The investigation looked into a September 2014 incident between Gutierrez’s autistic son, Michael Bruening, and an APS police officer.

Bruening, then a 13-year-old student at Jimmy Carter Middle School, ran off school grounds. A school police officer employed by the district, according to Gutierrez, then ran after Bruening and allegedly used a taser on him.

Gutierrez went public with the allegation the following month. APS quickly denied her allegation, stating that a witness at the scene said otherwise and that the school district doesn’t issue tasers to its officers.

Gutierrez then filed public records requests four times during November and December of last year. After the school district ignored her public records requests, Gutierrez filed a complaint with state Attorney General Hector Balderas, whose office is in charge of enforcing the state Inspection of Public Records Act.

APS later stated Gutierrez didn’t file her four requests with the designated records custodian, but instead with officials in the school district’s police division. This excuse, as Attorney General Communications Counsel Jennie Lusk explained in a September letter to APS, isn’t covered by state law.

“The APS records custodian is responsible for making records available when requested, regardless of any interdepartmental or interagency mail problems,” Lusk wrote to the school district’s then-Communications Director Rigo Chavez in September. “APS violated IPRA when it did not gather and send the responsive requested records from all of its departments.”

After the Attorney General’s finding, the school district finally responded to Gutierrez on Oct. 7 by primarily citing two exemptions in the state’s Inspection of Public Records Act to justify withholding the documents.

One is known as the law enforcement exemption, which excludes law enforcement records “that reveal confidential sources, methods, information or individuals accused but not charged with a crime.”

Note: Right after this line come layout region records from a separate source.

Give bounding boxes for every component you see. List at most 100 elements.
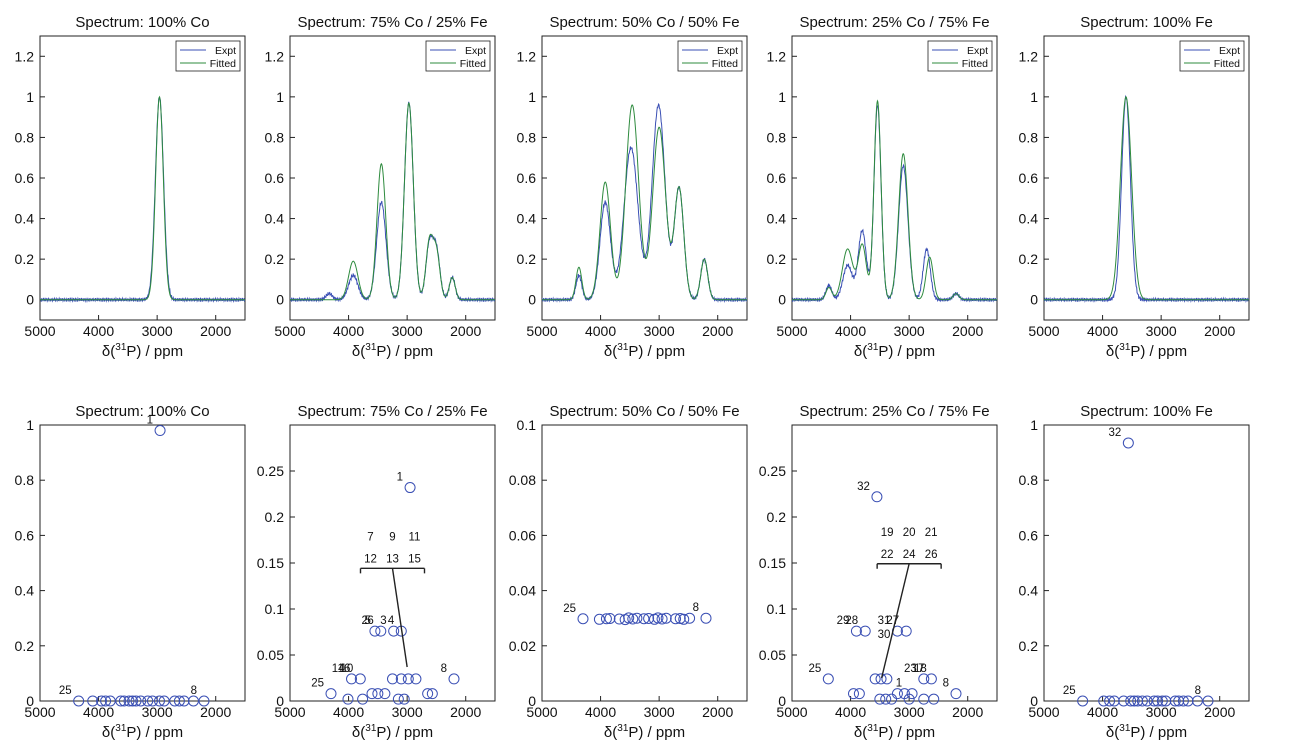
point-label: 4 bbox=[388, 615, 395, 627]
x-tick-label: 3000 bbox=[142, 704, 173, 720]
y-tick-label: 1.2 bbox=[767, 48, 787, 64]
data-point bbox=[392, 693, 404, 705]
data-point bbox=[1173, 695, 1185, 707]
y-tick-label: 0 bbox=[276, 292, 284, 308]
y-tick-label: 0 bbox=[778, 292, 786, 308]
chart-title: Spectrum: 25% Co / 75% Fe bbox=[799, 14, 989, 31]
data-point bbox=[372, 688, 384, 700]
y-tick-label: 0.2 bbox=[767, 509, 787, 525]
x-axis-label: δ(31P) / ppm bbox=[352, 723, 433, 741]
legend-label: Fitted bbox=[712, 58, 738, 70]
x-tick-label: 3000 bbox=[644, 704, 675, 720]
y-tick-label: 0 bbox=[1030, 292, 1038, 308]
chart-title: Spectrum: 100% Fe bbox=[1080, 14, 1213, 31]
data-point bbox=[346, 673, 357, 685]
data-point bbox=[115, 695, 127, 707]
y-tick-label: 0 bbox=[528, 292, 536, 308]
y-tick-label: 0.6 bbox=[15, 527, 35, 543]
x-tick-label: 2000 bbox=[702, 704, 733, 720]
series-line-expt bbox=[40, 96, 245, 304]
panel-2: Spectrum: 75% Co / 25% Fe 5000 4000 3000 200… bbox=[265, 14, 496, 360]
y-tick-label: 0.1 bbox=[767, 601, 787, 617]
panel-3: Spectrum: 50% Co / 50% Fe 5000 4000 3000 200… bbox=[517, 14, 748, 360]
y-tick-label: 0 bbox=[1030, 693, 1038, 709]
x-tick-label: 5000 bbox=[24, 704, 55, 720]
data-point bbox=[104, 695, 116, 707]
group-leader bbox=[391, 568, 408, 668]
data-point bbox=[891, 688, 903, 700]
y-tick-label: 0.6 bbox=[1019, 170, 1039, 186]
legend-label: Fitted bbox=[460, 58, 486, 70]
x-axis-label: δ(31P) / ppm bbox=[352, 342, 433, 360]
data-point bbox=[395, 673, 407, 685]
y-tick-label: 0.08 bbox=[509, 472, 536, 488]
group-label: 26 bbox=[925, 549, 938, 561]
point-label: 31 bbox=[878, 615, 891, 627]
data-point bbox=[850, 625, 862, 637]
legend-box bbox=[425, 40, 491, 72]
x-axis-label: δ(31P) / ppm bbox=[1106, 723, 1187, 741]
data-point bbox=[1152, 695, 1164, 707]
data-point bbox=[623, 612, 635, 624]
data-point bbox=[169, 695, 181, 707]
data-point bbox=[906, 688, 918, 700]
data-point bbox=[880, 693, 892, 705]
point-label: 8 bbox=[191, 685, 197, 697]
data-point bbox=[448, 673, 460, 685]
data-point bbox=[402, 673, 414, 685]
y-tick-label: 0.2 bbox=[265, 251, 285, 267]
data-point bbox=[875, 673, 887, 685]
data-point bbox=[638, 613, 650, 625]
data-point bbox=[410, 673, 422, 685]
data-point bbox=[950, 688, 962, 700]
data-point bbox=[918, 673, 930, 685]
y-tick-label: 0.15 bbox=[759, 555, 786, 571]
x-tick-label: 4000 bbox=[333, 323, 364, 339]
data-point bbox=[369, 625, 381, 637]
panel-5: Spectrum: 100% Fe 5000 4000 3000 2000 0 0.2 0.4… bbox=[1019, 14, 1250, 360]
axes-box bbox=[791, 424, 998, 702]
y-tick-label: 0.4 bbox=[15, 583, 35, 599]
legend-label: Fitted bbox=[1214, 58, 1240, 70]
point-label: 17 bbox=[912, 663, 925, 675]
data-point bbox=[118, 695, 130, 707]
y-tick-label: 1 bbox=[26, 417, 34, 433]
y-tick-label: 1 bbox=[1030, 89, 1038, 105]
y-tick-label: 0.6 bbox=[517, 170, 537, 186]
y-tick-label: 0.4 bbox=[517, 211, 537, 227]
series-line-expt bbox=[290, 101, 495, 303]
data-point bbox=[187, 695, 199, 707]
data-point bbox=[154, 425, 166, 437]
y-tick-label: 0.6 bbox=[265, 170, 285, 186]
x-axis-label: δ(31P) / ppm bbox=[102, 723, 183, 741]
data-point bbox=[1160, 695, 1172, 707]
group-label: 20 bbox=[903, 527, 916, 539]
x-tick-label: 4000 bbox=[835, 704, 866, 720]
data-point bbox=[918, 693, 930, 705]
data-point bbox=[387, 673, 398, 685]
data-point bbox=[881, 673, 893, 685]
data-point bbox=[1182, 695, 1194, 707]
x-tick-label: 5000 bbox=[526, 323, 557, 339]
axes-box bbox=[1043, 35, 1250, 321]
legend-box bbox=[175, 40, 241, 72]
point-label: 23 bbox=[904, 663, 917, 675]
y-tick-label: 0.06 bbox=[509, 527, 536, 543]
x-axis-label: δ(31P) / ppm bbox=[604, 723, 685, 741]
x-tick-label: 4000 bbox=[585, 704, 616, 720]
point-label: 16 bbox=[338, 663, 351, 675]
x-tick-label: 2000 bbox=[450, 323, 481, 339]
y-tick-label: 0.4 bbox=[1019, 583, 1039, 599]
x-tick-label: 4000 bbox=[585, 323, 616, 339]
data-point bbox=[1128, 695, 1140, 707]
data-point bbox=[627, 613, 639, 625]
x-tick-label: 4000 bbox=[1087, 323, 1118, 339]
series-line-fitted bbox=[1044, 96, 1249, 301]
x-tick-label: 2000 bbox=[450, 704, 481, 720]
y-tick-label: 0.4 bbox=[1019, 211, 1039, 227]
data-point bbox=[1156, 695, 1168, 707]
legend-label: Expt bbox=[967, 45, 988, 57]
point-label: 25 bbox=[809, 663, 822, 675]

The other exemption cited by APS allows public agencies to withhold “letters or memorandums which are matters of opinion in personnel files.”

Both, according to Williams, are inadequate reasons to withhold entire documents Gutierrez sought. The law enforcement exemption, for example, means public agencies should redact the names of witnesses who ask for confidentiality and the use of confidential law enforcement methods like sting operations, Williams explained.

“It’s a constant battle over this exemption,” he said. “[The Foundation for Open Government] reads it narrowly and every law enforcement agency wants to read it broadly.”

Entire internal investigations, Williams added, are not “matters of opinion.” Anything that is a matter of opinion, such as a boss’s evaluation of an employee, can be redacted from documents, Williams argued.

“If anything, that’s a weaker argument than law enforcement exemption,” he said.

APS spokeswoman Monica Armenta couldn’t definitively answer whether the school district always interprets the two IPRA exemptions as broadly in other public records requests.

That job, she added, falls to school district lawyers and Chavez, who retired this month after 17 years with the school district (APS is currently in the process of finding a replacement for him).

But Armenta added that she’s “pretty confident” the school district interprets IPRA law on a case-by-case basis.

Gutierrez, for her part, is now weighing options on what to do next.

State law subjects penalties for IPRA violations of up to $100 a day from the day of the unfulfilled request as well as repayment of legal fees. But the state Supreme Court struck down the $100 per day requirement and the legal fees only come after the conclusion of the trial —which puts the onus on citizens to file lawsuits themselves, which require lots of money and time.

Williams said people in her situation should not take such excuses for withholding public records “at face value.” Instead, he argued, they should contest them.